On the face of it, Journey is an uncommonly cute movie. The concept of multiple storylines heading towards one ending is something that lends itself to much creativity, and there have been filmmakers who've done this with successful results (refer to Vedam).
However, Journey has a flaw, and it is that it is a kind of tragedy. This speaks for the strange compulsion that several story-tellers seem to have - to infuse perfectly happy stories with a feeling of doom.
The plot is one that moves back and forth from the present. A bus journey is underway, and several characters are introduced, each with a destination/home (in a larger-picture sort of way) to go to.
However, Journey is essentially about just 2 of these stories. One of them is about Amrutha (Ananya), a meek Vijayawada girl who had once come to Hyderabad for an interview. Amrutha is so frightened that she doesn't hesitate to accept help from a total stranger (played with consummate brilliance by Sharwanand), to guide her around.

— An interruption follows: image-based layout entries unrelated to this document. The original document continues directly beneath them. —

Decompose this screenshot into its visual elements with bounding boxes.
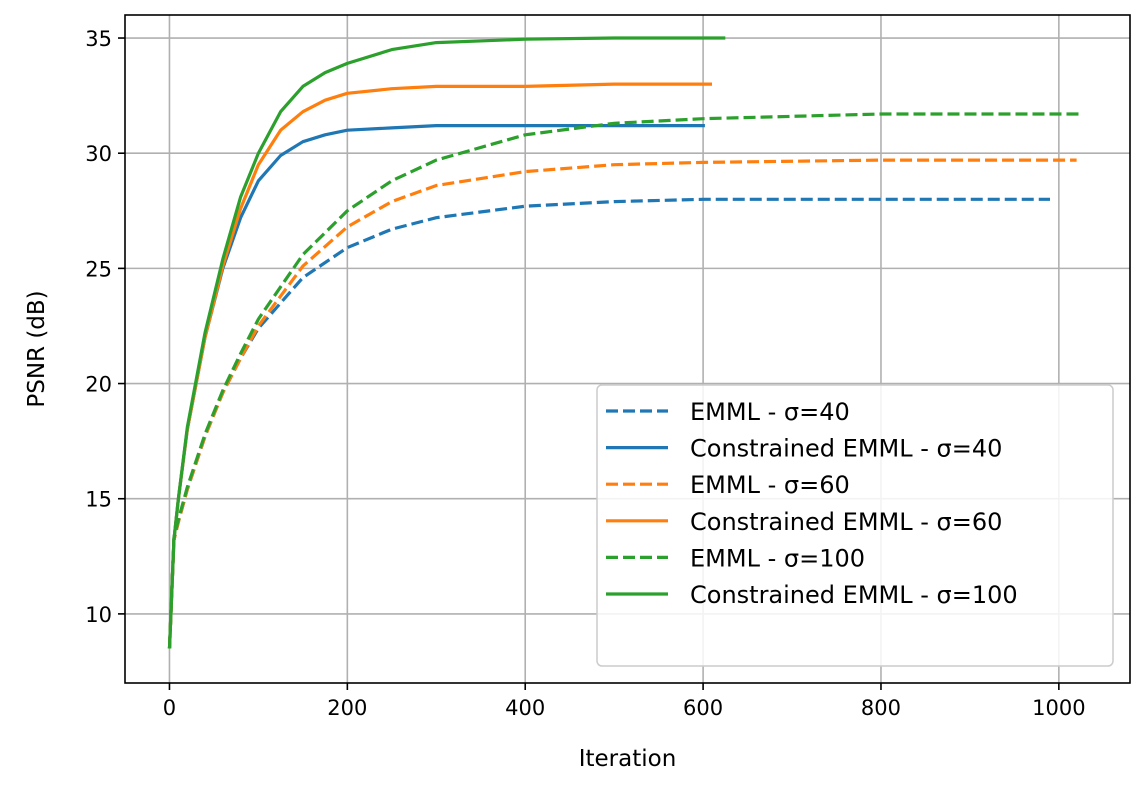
legend: EMML - σ=40 Constrained EMML - σ=40 EMML -…	[596, 384, 1114, 667]
ticks: 0 200 400 600 800 1000 10 15 20 25 30 35	[85, 27, 1085, 720]
legend-entry-label: Constrained EMML - σ=100	[690, 581, 1018, 609]
legend-box	[596, 384, 1114, 667]
plot-frame	[124, 14, 1131, 684]
x-tick-label: 600	[683, 696, 723, 720]
series-line-5	[167, 112, 1082, 649]
y-tick-label: 15	[85, 488, 112, 512]
series-line-6	[167, 36, 726, 649]
y-tick-label: 25	[85, 257, 112, 281]
legend-entry-label: EMML - σ=40	[690, 398, 850, 426]
legend-entry-label: Constrained EMML - σ=40	[690, 435, 1002, 463]
x-tick-label: 200	[327, 696, 367, 720]
legend-entry-label: Constrained EMML - σ=60	[690, 508, 1002, 536]
y-tick-label: 30	[85, 142, 112, 166]
series-lines	[167, 36, 1082, 649]
y-tick-label: 10	[85, 603, 112, 627]
x-tick-label: 0	[163, 696, 176, 720]
x-tick-label: 1000	[1032, 696, 1085, 720]
x-axis-label: Iteration	[579, 746, 677, 772]
legend-entry-label: EMML - σ=60	[690, 471, 850, 499]
y-tick-label: 35	[85, 27, 112, 51]
y-axis-label: PSNR (dB)	[24, 290, 50, 407]
x-tick-label: 800	[861, 696, 901, 720]
x-tick-label: 400	[505, 696, 545, 720]
y-tick-label: 20	[85, 373, 112, 397]
series-line-3	[167, 158, 1077, 649]
legend-entry-label: EMML - σ=100	[690, 544, 865, 572]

The stranger is reluctant, but can't say no, and they end up spending a whole day together.
The other love story is between Krishnakanth (Jai) and Madhumati (Anjali), a couple representative of young, small-town (south) India - before the 2 got together, the guy looked out for her from his terrace every morning for several months.

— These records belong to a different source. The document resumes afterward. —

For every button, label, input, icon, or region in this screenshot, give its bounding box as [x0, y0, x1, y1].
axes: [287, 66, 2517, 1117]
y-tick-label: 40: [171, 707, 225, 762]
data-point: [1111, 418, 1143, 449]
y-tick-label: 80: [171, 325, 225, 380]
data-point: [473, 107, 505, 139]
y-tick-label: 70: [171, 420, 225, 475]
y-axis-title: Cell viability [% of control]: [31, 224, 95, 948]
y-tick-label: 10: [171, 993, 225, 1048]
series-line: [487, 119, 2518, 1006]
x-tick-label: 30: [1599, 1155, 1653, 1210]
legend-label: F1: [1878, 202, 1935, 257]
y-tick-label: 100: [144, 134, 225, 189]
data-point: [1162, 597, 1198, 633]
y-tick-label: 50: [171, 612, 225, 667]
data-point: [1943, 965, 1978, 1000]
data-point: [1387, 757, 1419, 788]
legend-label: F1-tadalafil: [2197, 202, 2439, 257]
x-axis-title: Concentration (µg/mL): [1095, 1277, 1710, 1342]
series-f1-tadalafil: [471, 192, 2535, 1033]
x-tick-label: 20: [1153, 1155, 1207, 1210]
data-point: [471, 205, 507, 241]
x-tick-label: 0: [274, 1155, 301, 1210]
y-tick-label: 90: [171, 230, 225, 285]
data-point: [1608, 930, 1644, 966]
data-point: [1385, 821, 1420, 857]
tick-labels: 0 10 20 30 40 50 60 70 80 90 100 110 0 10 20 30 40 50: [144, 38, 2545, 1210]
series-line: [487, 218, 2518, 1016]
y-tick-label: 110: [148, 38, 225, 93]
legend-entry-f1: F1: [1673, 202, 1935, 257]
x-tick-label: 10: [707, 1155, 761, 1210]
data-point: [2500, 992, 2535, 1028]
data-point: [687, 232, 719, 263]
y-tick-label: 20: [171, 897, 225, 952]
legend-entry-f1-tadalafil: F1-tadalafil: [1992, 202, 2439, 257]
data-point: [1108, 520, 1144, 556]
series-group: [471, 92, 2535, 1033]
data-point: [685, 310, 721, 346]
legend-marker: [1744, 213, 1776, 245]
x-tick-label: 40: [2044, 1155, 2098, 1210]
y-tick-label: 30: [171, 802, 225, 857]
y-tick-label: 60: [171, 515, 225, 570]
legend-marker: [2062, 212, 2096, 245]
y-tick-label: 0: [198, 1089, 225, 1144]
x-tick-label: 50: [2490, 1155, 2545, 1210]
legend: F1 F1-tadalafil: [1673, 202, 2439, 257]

The movie also flits onto a couple of other brief romances in the bus - including a budding romance between two engineering students.

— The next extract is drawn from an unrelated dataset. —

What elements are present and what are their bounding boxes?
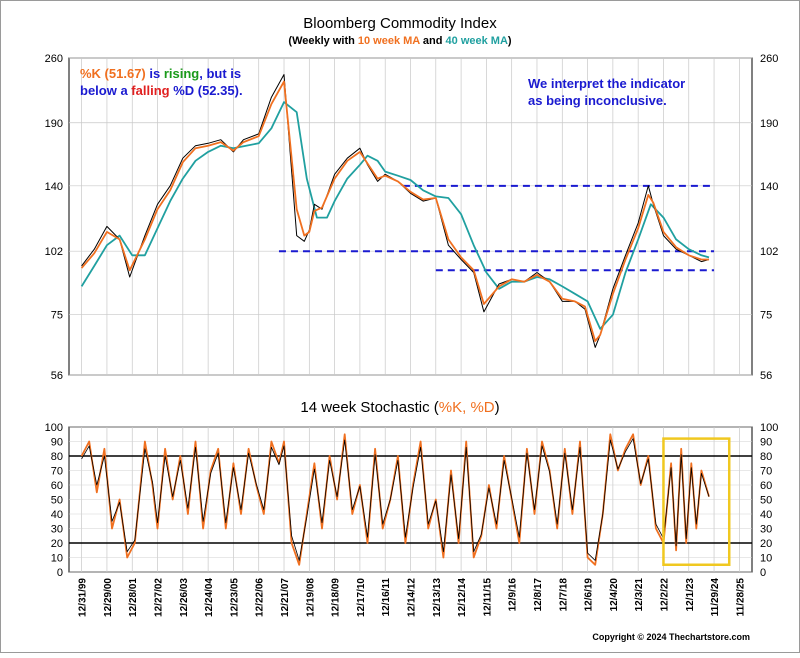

Characters are shaped expertly, and the fun is in how real every one them is. They're all suitably endearing, and the narrative is crystal-clear. The plot is also devoid of any sort of filmi pretence.
This is the slice-of-life approach that the cast and crew breathe throughout the film. Top credits are due to Sharwanand and Anjali, both playing halves of two different couples. Sharwanand plays the regular urbane youngster exasperated by Amrutha's small-town sensibilities, and Amrutha herself comes across as sweet and innocent - and slowly, your cockles are warmed as you realize that these 2 are perfect foils for each other.
Anjali, meanwhile, plays a sour character who is not very likeable - she is cut-and-dry in the "courtship" phase with Krishna - but spend time with her, and you'd be compelled to applaud her strength of character. The scene in which she throws an abrupt, curt "ok-i-love-you" at Krishna certainly got audiences laughing and clapping (thanks to how adeptly the writing built up the plot until this scene). Jai is good as well.
The makers have tried customizing sign-boards and other things as far as was possible, but don't succeed entirely. Besides, like in all Tamil-dubbed movies, the accent and the intonation of the dubbing artistes are too Tamilian.
There's good music, though, and the visuals are well-shot. Don't get us wrong: this is a well-crafted, charming and entertaining journey. We're only disappointed it doesn't go all the way to heaven.